Eis que justamente um gesto público de afeto de Lucas Paquetá, da seleção brasileira, causou incômodo a um comentarista esportivo brasileiro — não ao povo qatari.

Instantes antes do início do treino da Seleção neste domingo (20), Paquetá subiu as escadas para atender o filho, que estava chorando na arquibancada. A imagem foi, provavelmente, a coisa mais bonita que testemunhamos nesta Copa, toda errada até aqui. Mas o comentarista esportivo João Paulo Cappellanes, da Rádio Bandeirantes, não gostou do que viu.

Classificando a atitude de Paquetá como pouco profissional, Capellanes foi duro em suas palavras. "Cara, não quero ser chato, mas será que os jogadores não conseguem ficar 30 dias totalmente focados e longe da família?! 30 dias não vai [sic] tirar pedaço de ninguém, né?! Porra?", disse no Twitter.

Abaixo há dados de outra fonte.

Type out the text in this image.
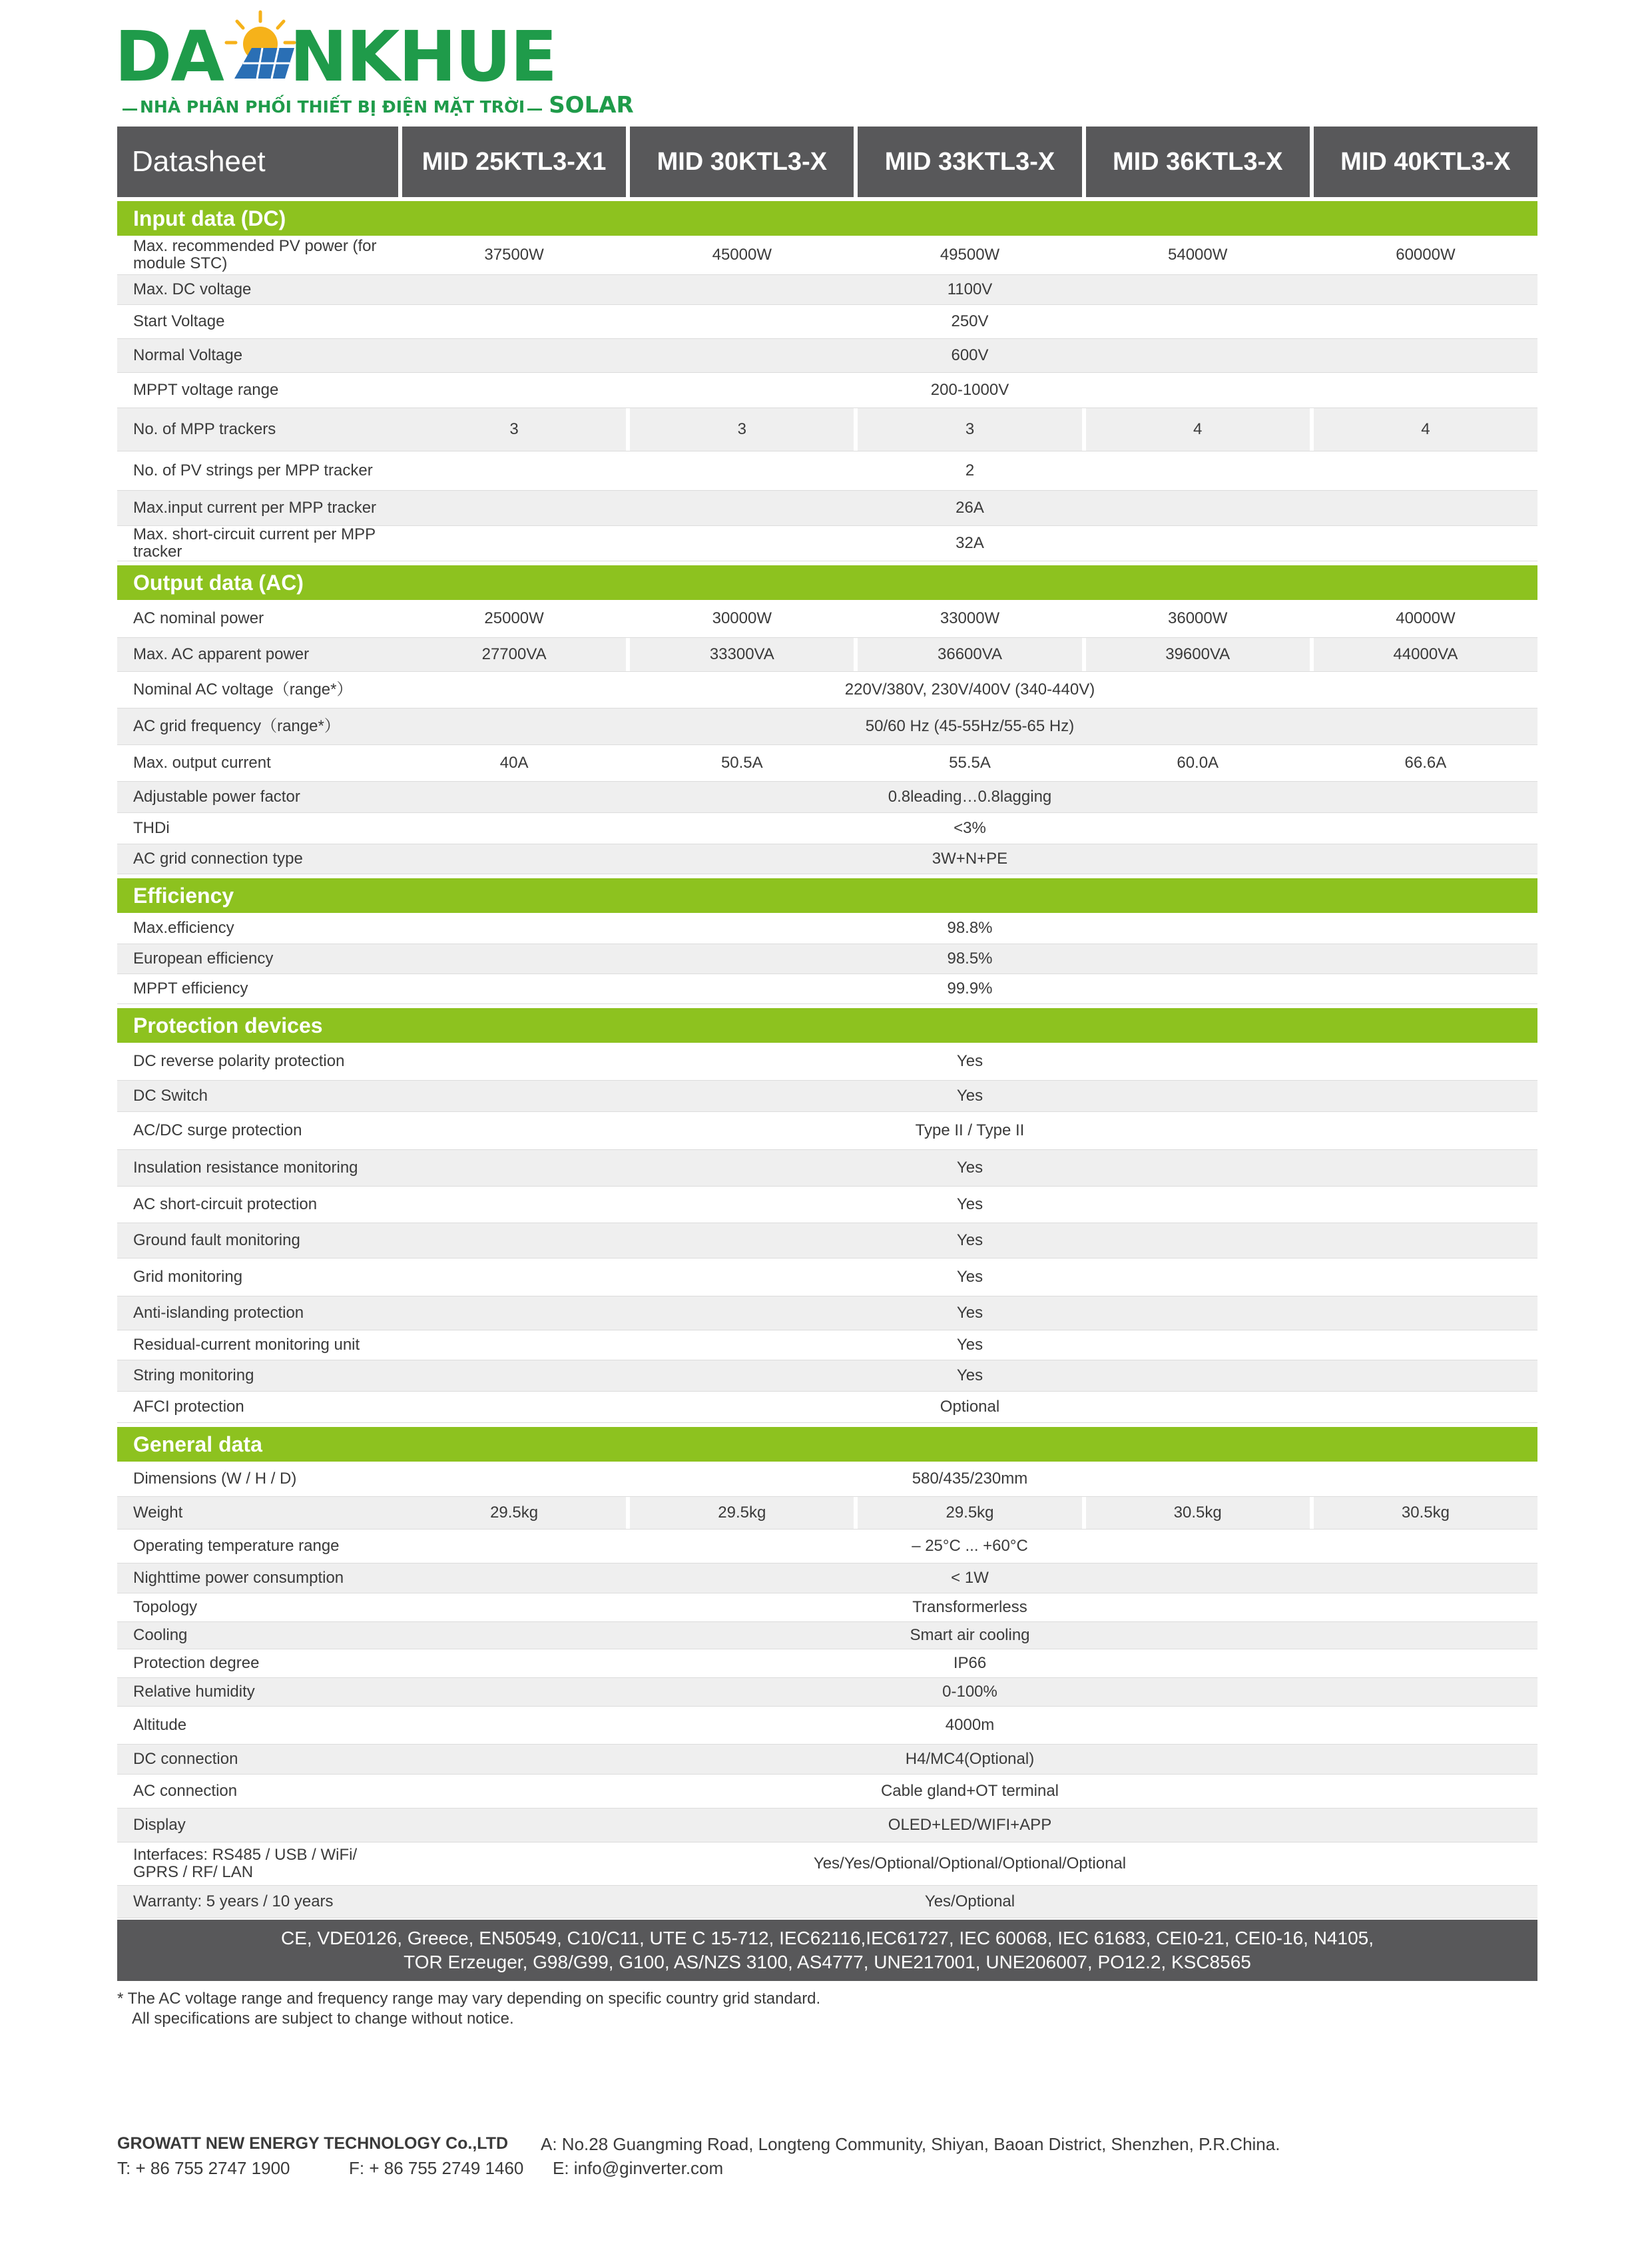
DA NKHUE
NHÀ PHÂN PHỐI THIẾT BỊ ĐIỆN MẶT TRỜI SOLAR
Datasheet	MID 25KTL3-X1	MID 30KTL3-X	MID 33KTL3-X	MID 36KTL3-X	MID 40KTL3-X
Input data (DC)
Max. recommended PV power (for module STC)	37500W	45000W	49500W	54000W	60000W
Max. DC voltage	1100V
Start Voltage	250V
Normal Voltage	600V
MPPT voltage range	200-1000V
No. of MPP trackers	3	3	3	4	4
No. of PV strings per MPP tracker	2
Max.input current per MPP tracker	26A
Max. short-circuit current per MPP tracker	32A
Output data (AC)
AC nominal power	25000W	30000W	33000W	36000W	40000W
Max. AC apparent power	27700VA	33300VA	36600VA	39600VA	44000VA
Nominal AC voltage（range*）	220V/380V, 230V/400V (340-440V)
AC grid frequency（range*）	50/60 Hz (45-55Hz/55-65 Hz)
Max. output current	40A	50.5A	55.5A	60.0A	66.6A
Adjustable power factor	0.8leading…0.8lagging
THDi	<3%
AC grid connection type	3W+N+PE
Efficiency
Max.efficiency	98.8%
European efficiency	98.5%
MPPT efficiency	99.9%
Protection devices
DC reverse polarity protection	Yes
DC Switch	Yes
AC/DC surge protection	Type II / Type II
Insulation resistance monitoring	Yes
AC short-circuit protection	Yes
Ground fault monitoring	Yes
Grid monitoring	Yes
Anti-islanding protection	Yes
Residual-current monitoring unit	Yes
String monitoring	Yes
AFCI protection	Optional
General data
Dimensions (W / H / D)	580/435/230mm
Weight	29.5kg	29.5kg	29.5kg	30.5kg	30.5kg
Operating temperature range	– 25°C ... +60°C
Nighttime power consumption	< 1W
Topology	Transformerless
Cooling	Smart air cooling
Protection degree	IP66
Relative humidity	0-100%
Altitude	4000m
DC connection	H4/MC4(Optional)
AC connection	Cable gland+OT terminal
Display	OLED+LED/WIFI+APP
Interfaces: RS485 / USB / WiFi/ GPRS / RF/ LAN	Yes/Yes/Optional/Optional/Optional/Optional
Warranty: 5 years / 10 years	Yes/Optional
CE, VDE0126, Greece, EN50549, C10/C11, UTE C 15-712, IEC62116,IEC61727, IEC 60068, IEC 61683, CEI0-21, CEI0-16, N4105,
TOR Erzeuger, G98/G99, G100, AS/NZS 3100, AS4777, UNE217001, UNE206007, PO12.2, KSC8565
* The AC voltage range and frequency range may vary depending on specific country grid standard.
All specifications are subject to change without notice.
GROWATT NEW ENERGY TECHNOLOGY Co.,LTD A: No.28 Guangming Road, Longteng Community, Shiyan, Baoan District, Shenzhen, P.R.China.
T: + 86 755 2747 1900	F: + 86 755 2749 1460 E: info@ginverter.com
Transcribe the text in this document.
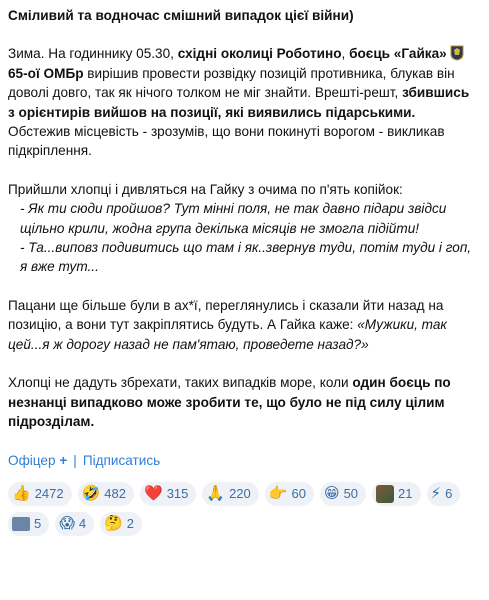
Сміливий та водночас смішний випадок цієї війни)
Зима. На годиннику 05.30, східні околиці Роботино, боєць «Гайка»65-ої ОМБр вирішив провести розвідку позицій противника, блукав він доволі довго, так як нічого толком не міг знайти. Врешті-решт, збившись з орієнтирів вийшов на позиції, які виявились підарськими. Обстежив місцевість - зрозумів, що вони покинуті ворогом - викликав підкріплення.

Прийшли хлопці і дивляться на Гайку з очима по п'ять копійок:

- Як ти сюди пройшов? Тут мінні поля, не так давно підари звідси щільно крили, жодна група декілька місяців не змогла підійти!

- Та...виповз подивитись що там і як..звернув туди, потім туди і гоп, я вже тут...

Пацани ще більше були в ах*ї, переглянулись і сказали йти назад на позицію, а вони тут закріплятись будуть. А Гайка каже: «Мужики, так цей...я ж дорогу назад не пам'ятаю, проведете назад?»
Хлопці не дадуть збрехати, таких випадків море, коли один боєць по незнанці випадково може зробити те, що було не під силу цілим підрозділам.
Офіцер + | Підписатись
👍 2472 🤣 482 ❤️ 315 🙏 220 👉 60 😁 50	21 ⚡ 6
5 😱 4 🤔 2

O jornalista ainda gravou uma série de vídeos contextualizando sua opinião, argumentando que já acompanhou muita picuinha entre familiares e assessores de atletas na Copa de 2018. Ele reafirmou que atitudes como a de Paquetá poderiam atrapalhar o foco dos atletas durante a competição.

[[[ PARTE 1 ]]]

Polêmica sobre o post do Paquetá! pic.twitter.com/UN39BHIFW2

-- João Paulo Cappellanes (@capelareal) November 21, 2022

Questionado se tem filhos, Cappellanes ainda respondeu: "Sim! Um cachorro que é como um filho pra mim". Um espetáculo de equívocos ao vivaço na rede social do passarinho — que (ainda) é de graça.

Filho atrapalha quem?

Desde que o mundo é mundo, filho atrapalha mesmo. Não existe criança que não demande atenção integral nos primeiros anos de vida — não por acaso, a gente escuta em cada esquina que "é preciso uma aldeia inteira para educar uma criança". E é tudo verdade.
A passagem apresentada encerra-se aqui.